| Wyrdness said: The analogy is fine because you're arguing about the US President like he's the only politician in the world the are many Presidents of different countries, the comapnies in this case are the countries and their leading politician is the platform so yes the analogy is perfectly fine. What the hell are you on about PS5? It would be a 9th gen platform like Switch as PS5 is the successor to PS4 this part of your post isn't coherant, generation is not industry wide as many have tricked themselves into believing it's individual for the platform, Switch is a 9th gen platform so will PS5. Even your argument about 6th, 7th blah blah contradicts you as these were triggered by one platform releasing first forcing a reaction much like I mentioned earliar also note how you skipped previous generations to try and help your argument.
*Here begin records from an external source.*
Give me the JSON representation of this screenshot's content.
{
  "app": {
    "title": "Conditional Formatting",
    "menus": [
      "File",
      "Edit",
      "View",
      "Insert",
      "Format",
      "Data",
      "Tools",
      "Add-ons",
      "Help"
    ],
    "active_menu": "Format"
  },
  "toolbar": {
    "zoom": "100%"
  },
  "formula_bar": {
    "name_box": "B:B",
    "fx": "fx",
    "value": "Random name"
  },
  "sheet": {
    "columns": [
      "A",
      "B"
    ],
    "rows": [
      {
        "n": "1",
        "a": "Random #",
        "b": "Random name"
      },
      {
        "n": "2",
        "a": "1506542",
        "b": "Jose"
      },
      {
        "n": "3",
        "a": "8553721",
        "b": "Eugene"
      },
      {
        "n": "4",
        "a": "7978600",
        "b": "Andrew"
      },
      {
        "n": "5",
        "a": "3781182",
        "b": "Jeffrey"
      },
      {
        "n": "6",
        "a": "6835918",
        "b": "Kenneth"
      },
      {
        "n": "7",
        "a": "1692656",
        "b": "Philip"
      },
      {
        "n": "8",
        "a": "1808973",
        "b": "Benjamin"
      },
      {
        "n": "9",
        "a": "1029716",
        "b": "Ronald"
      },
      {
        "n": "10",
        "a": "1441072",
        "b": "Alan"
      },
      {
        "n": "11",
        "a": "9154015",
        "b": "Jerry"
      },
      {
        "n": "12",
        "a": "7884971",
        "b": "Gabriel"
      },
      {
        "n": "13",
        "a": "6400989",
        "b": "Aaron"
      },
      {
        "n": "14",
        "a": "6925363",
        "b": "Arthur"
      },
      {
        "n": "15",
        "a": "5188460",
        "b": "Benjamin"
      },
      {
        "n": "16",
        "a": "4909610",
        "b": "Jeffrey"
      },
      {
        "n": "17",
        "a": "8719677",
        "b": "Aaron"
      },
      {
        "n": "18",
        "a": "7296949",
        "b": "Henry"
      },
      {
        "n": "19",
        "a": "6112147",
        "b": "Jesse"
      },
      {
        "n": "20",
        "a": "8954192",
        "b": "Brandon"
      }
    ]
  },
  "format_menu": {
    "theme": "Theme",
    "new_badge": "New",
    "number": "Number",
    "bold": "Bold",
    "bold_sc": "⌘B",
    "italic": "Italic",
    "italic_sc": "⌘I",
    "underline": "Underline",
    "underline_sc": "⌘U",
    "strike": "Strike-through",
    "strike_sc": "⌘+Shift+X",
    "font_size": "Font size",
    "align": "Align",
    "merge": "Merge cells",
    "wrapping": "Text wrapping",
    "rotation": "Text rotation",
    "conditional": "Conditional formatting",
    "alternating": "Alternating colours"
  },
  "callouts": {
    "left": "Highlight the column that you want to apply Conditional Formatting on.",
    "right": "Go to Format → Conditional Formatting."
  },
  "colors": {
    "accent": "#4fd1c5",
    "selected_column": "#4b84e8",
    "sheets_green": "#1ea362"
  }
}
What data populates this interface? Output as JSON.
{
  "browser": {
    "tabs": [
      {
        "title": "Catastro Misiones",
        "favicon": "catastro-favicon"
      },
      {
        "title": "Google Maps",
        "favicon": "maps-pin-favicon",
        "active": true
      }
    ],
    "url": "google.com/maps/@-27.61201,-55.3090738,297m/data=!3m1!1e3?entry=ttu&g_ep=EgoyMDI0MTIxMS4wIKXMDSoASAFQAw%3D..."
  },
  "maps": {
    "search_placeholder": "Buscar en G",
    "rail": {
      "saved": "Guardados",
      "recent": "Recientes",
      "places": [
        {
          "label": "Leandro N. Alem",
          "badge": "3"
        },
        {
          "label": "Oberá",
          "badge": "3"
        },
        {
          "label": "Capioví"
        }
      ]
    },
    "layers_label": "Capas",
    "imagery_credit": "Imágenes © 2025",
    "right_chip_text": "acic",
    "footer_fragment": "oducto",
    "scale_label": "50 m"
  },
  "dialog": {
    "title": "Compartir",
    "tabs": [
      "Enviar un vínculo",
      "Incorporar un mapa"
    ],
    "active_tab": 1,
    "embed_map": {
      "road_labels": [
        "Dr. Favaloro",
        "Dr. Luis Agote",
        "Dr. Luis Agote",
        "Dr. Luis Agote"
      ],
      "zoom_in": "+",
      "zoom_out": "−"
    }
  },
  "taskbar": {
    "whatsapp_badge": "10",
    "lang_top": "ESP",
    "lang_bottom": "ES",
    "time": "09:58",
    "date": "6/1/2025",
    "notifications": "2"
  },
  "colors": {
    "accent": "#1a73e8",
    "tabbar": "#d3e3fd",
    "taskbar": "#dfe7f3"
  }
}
No shit a generation is a group of consoles now here's news for you they don't all need to release in synch, if Nintendo released a successor in 2020 as unlikely as that what if argument you're trying to push is yes it would be a 10 gen platform after all Megadrive did just that. |
If Sony, MS, and Nintendo all released new consoles in 2021 (highly unlikely, but this is just a hypothetical), would you consider them all 10th gen, or the Switch 2 10th and the PS5/X2 9th? If the former, then that would imply syncing is at least somewhat relevant to what generation you're in. If the latter, then generations being groups starts to break down (and dissolves into absurdity if you take it a step further).
I should note i do consider the Switch to be a 9th gen system, but i'm struggling to follow where you draw the line for generations. It doesn't really matter (i don't think the idea of generations is particularly useful anymore), but i'm curious nonetheless.